Last year, I wrote a semi-guide for people who are subjects of interviews and I included this note:
“Hollywood has made you believe that your saying “off the record” means I’m somehow legally obligated to put my pen down and ignore what you say. That’s just simply not the case. The phrase “off the record” is just a series of words that don’t mean anything and aren’t legally binding whatsoever.”
Drake obviously didn’t read that article or receive the proper media training because he apparently said some things about Kanye West to his Rolling Stone reporter that he thought was off the record. And he paid the price for it, as he’s probably ruffled Kanye and Fabolous’ feathers…something Drake does not want any part of.
Their patched-up friendship doesn’t exclude criticism. For instance, Drake says that he was ambivalent about Kanye’s last album, “Yeezus.” “There were some real questionable bars on there,” he says. “Like that ‘Swaghili’ line? Come on, man. Even Fabolous wouldn’t say some shit like that.” But Drake says he speaks from a bedrock of deep respect. “Kanye’s the reason I’m here. I love everything about that guy.”
Drake has denied speaking about Yeezus for the “interview portion” of the feature, tweeting then deleting a few of the messages (but not before the Internet could save them first).
Here’s where Drake messed up. He should understand that the entire time the journalist is with him, he’s in the “interview portion.” If Drake doesn’t want his words put in a magazine, he just shouldn’t say anything.
But, as always, there are two sides here. While it’s not illegal or immoral for Rolling Stone to publish Drake’s words if he’s not actively conducting an interview, the magazine is walking a tight rope. Last year, they did the same thing to Serena Williams, publishing her obviously aloof comments about sexual assault. Rolling Stone doesn’t want to build a reputation as a magazine celebrities can’t trust or need to be careful around.
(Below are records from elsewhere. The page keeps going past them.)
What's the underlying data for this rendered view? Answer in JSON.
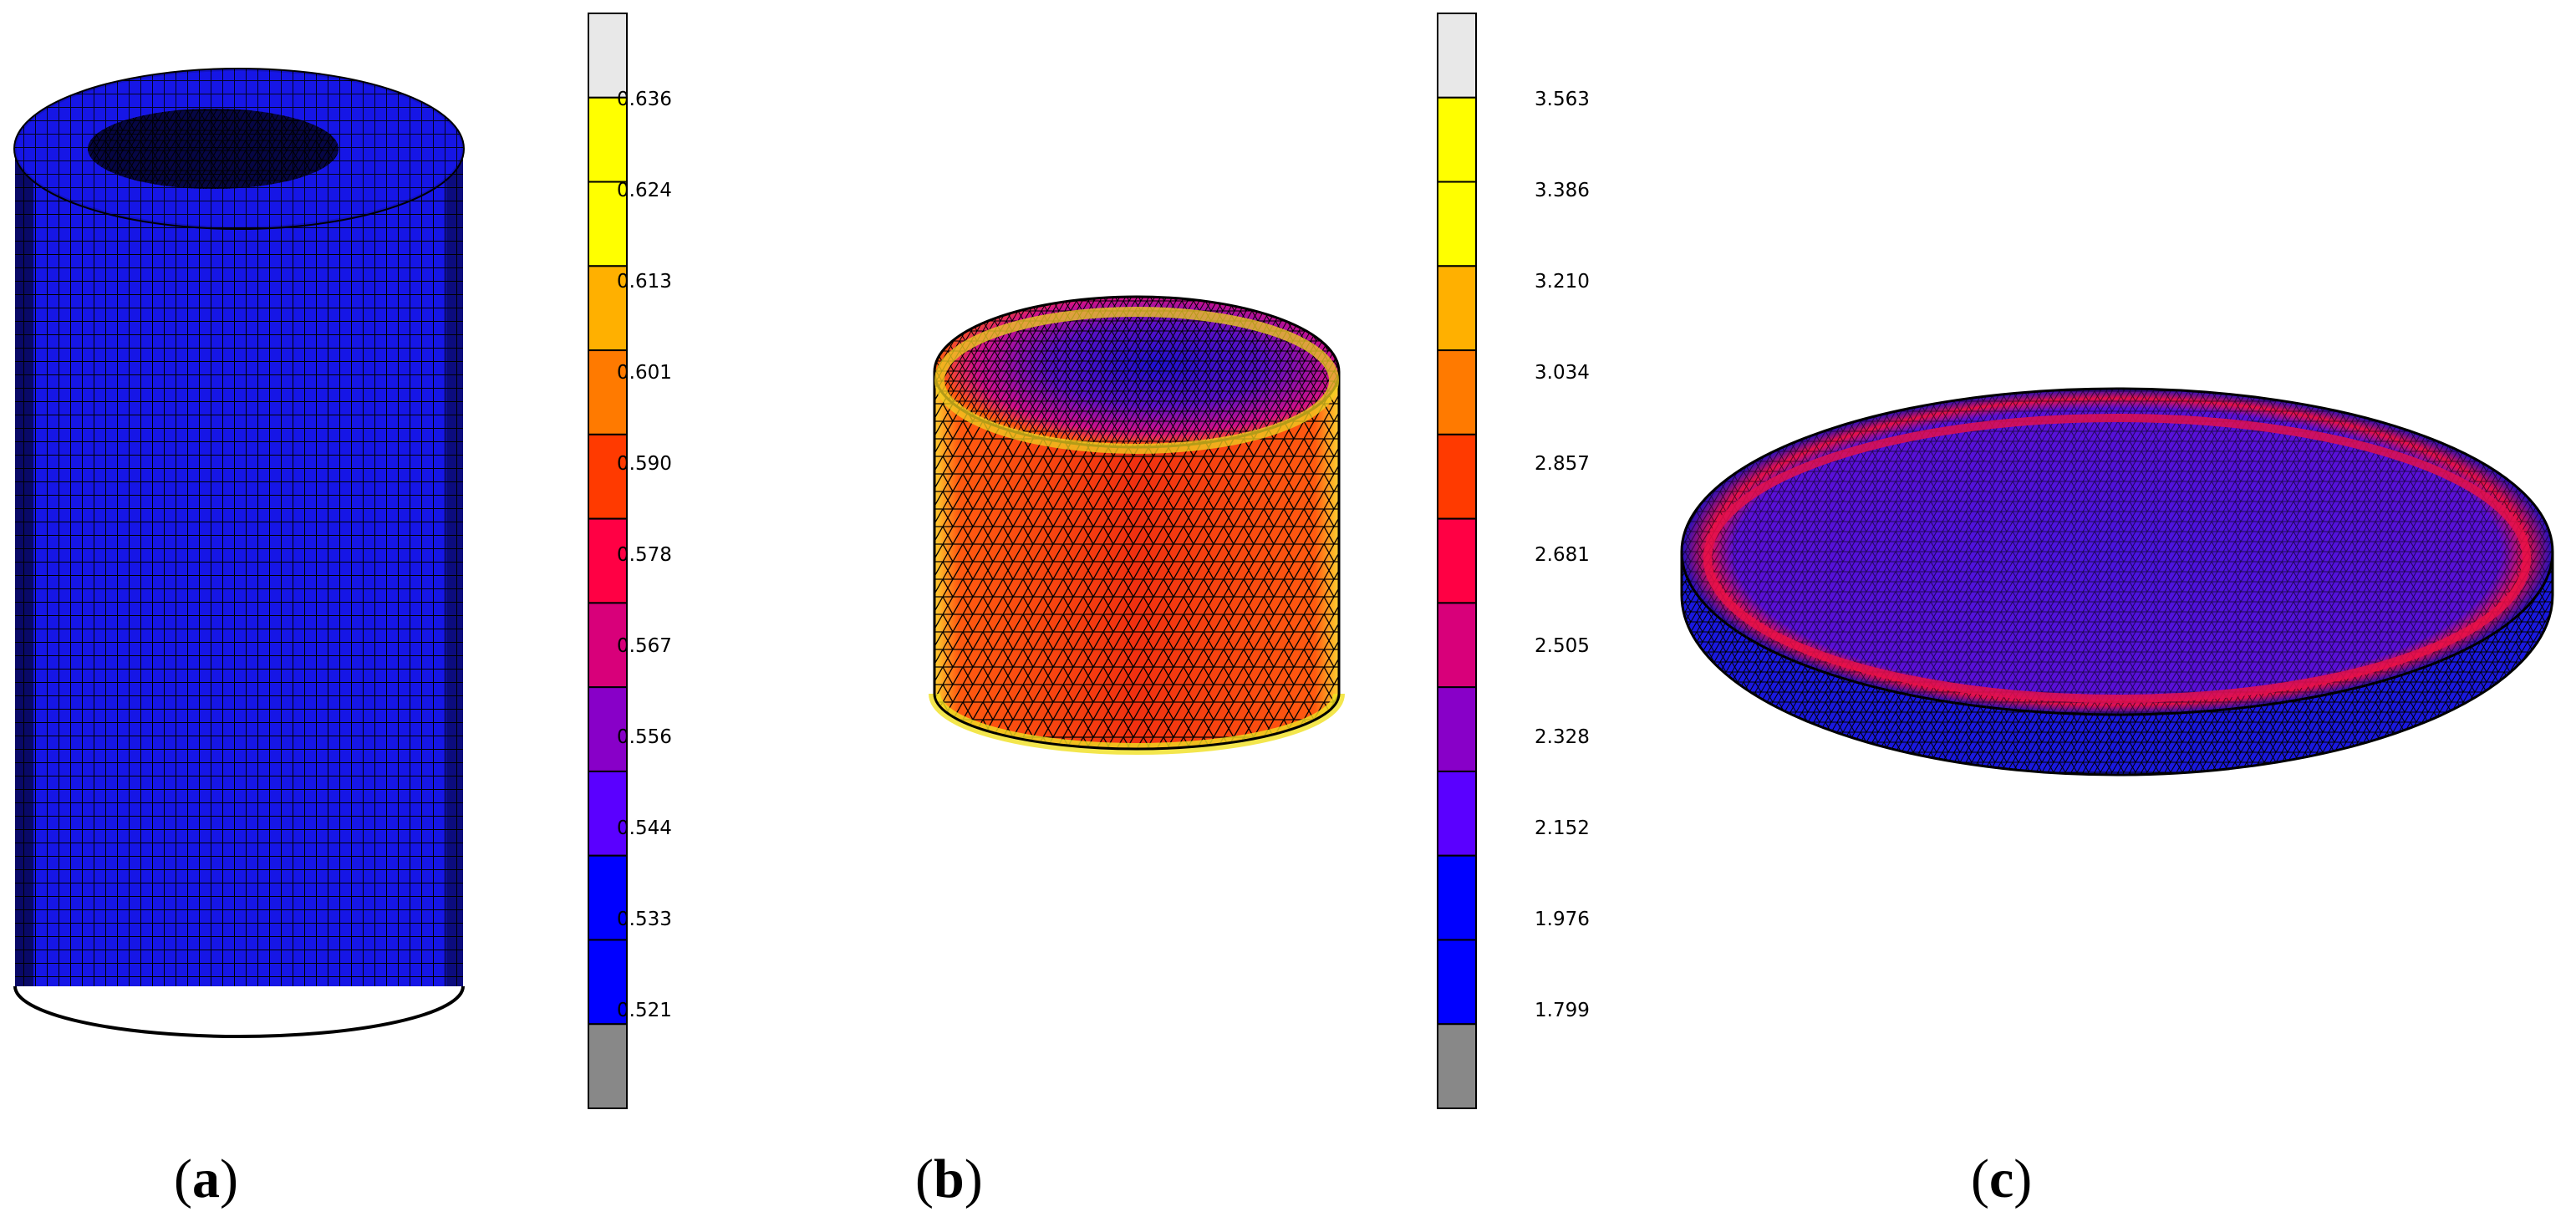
{
  "panels": [
    {
      "label": "a"
    },
    {
      "label": "b"
    },
    {
      "label": "c"
    }
  ],
  "scale_a": {
    "ticks": [
      "0.636",
      "0.624",
      "0.613",
      "0.601",
      "0.590",
      "0.578",
      "0.567",
      "0.556",
      "0.544",
      "0.533",
      "0.521"
    ]
  },
  "scale_b": {
    "ticks": [
      "3.563",
      "3.386",
      "3.210",
      "3.034",
      "2.857",
      "2.681",
      "2.505",
      "2.328",
      "2.152",
      "1.976",
      "1.799"
    ]
  },
  "colors": {
    "bands": [
      "#e8e8e8",
      "#ffff00",
      "#ffff00",
      "#ffb000",
      "#ff7a00",
      "#ff3a00",
      "#ff0044",
      "#d8007a",
      "#8800c8",
      "#5a00ff",
      "#0000ff",
      "#0000ff",
      "#888888"
    ],
    "mesh_blue": "#1a1ae6",
    "grid_line": "#000000"
  }
}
Sure, they’re making headlines and selling copies in the short run, but their reputation* stands to lose a lot by continuing to betray their subjects’ trust.
In the end, Drake made a rookie mistake and Rolling Stone is looking amateur in turn. What may be more important is the fact that Drake is learning the pitfalls of upper echelon fame that’s been driving people like Kanye crazy all these years. We’ll see how well Drake can handle this level of scrutiny and if he can keep up his image he’s carefully crafted in the meantime.
Rolling Stone has yet to respond to Drake’s allegations.
* — Who am I kidding? They put that Boston bomber on the cover and made him look like a pop star, so f*ck these guys already, right?